CLEVELAND ANTI-SLAVERY SOCIETY

The CLEVELAND ANTI-SLAVERY SOCIETY, organized in 1833, aimed "to procure the speedy abolition of" slavery, according to its constitution. Counting among its integrated membership prominent businessmen, professionals, blacks (see AFRICAN AMERICANS), and WOMEN, the society opposed both colonization (as proposed by the CUYAHOGA COUNTY COLONIZATION SOCIETY) and the use of force to end slavery. Instead, members proposed "enlightening the public mind, in regards to the true character of Slavery." A May 1833 speech by Chas. B. Storrs, the controversial abolitionist president of Hudson's Western Reserve College, apparently prompted formation of the Cleveland Anti-Slavery Society: the constitution called it an "auxiliary to the `Western Reserve Anti-Slavery Society'" (chartered at the college in Dec. 1832).
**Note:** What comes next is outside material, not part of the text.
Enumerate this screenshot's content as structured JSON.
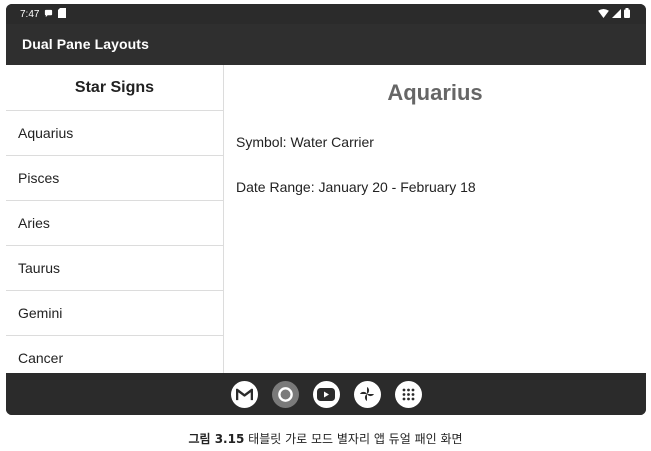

Experienced reformers led the Cleveland Anti-Slavery Society, including physician DAVID LONG, pres.; his son-in-law, merchant SOLOMON L. SEVERANCE, secy.; law partners JOHN A. FOOTE and SHERLOCK J. ANDREWS; and bookkeeper Henry F. Brayton, active in NYC reform movements before returning to Cleveland in 1836. "Any person" signing the constitution became a voting member. Among early signers were at least 2 blacks: JOHN MALVIN, later a lecturer for the society, and Stephen Griffith, a mason. At least 30 local women were represented among the 131 constitution signatures. By Apr. 1836, the Cleveland Anti-Slavery Society had 70 members, by the following year, 200. However, at the 4 July 1837 annual meeting, Foote, Severance, and John M. Sterling—all members of the Cleveland society—led a meeting that created the CUYAHOGA COUNTY ANTI-SLAVERY SOCIETY, apparently the dominant local antislavery organization after 1837. The absence of references to the Cleveland society after this date indicates that the county group replaced it. Only a single newspaper reference to the Cleveland Anti-Slavery Society exists after this date, in a Jan. 1859 issue of the Leader.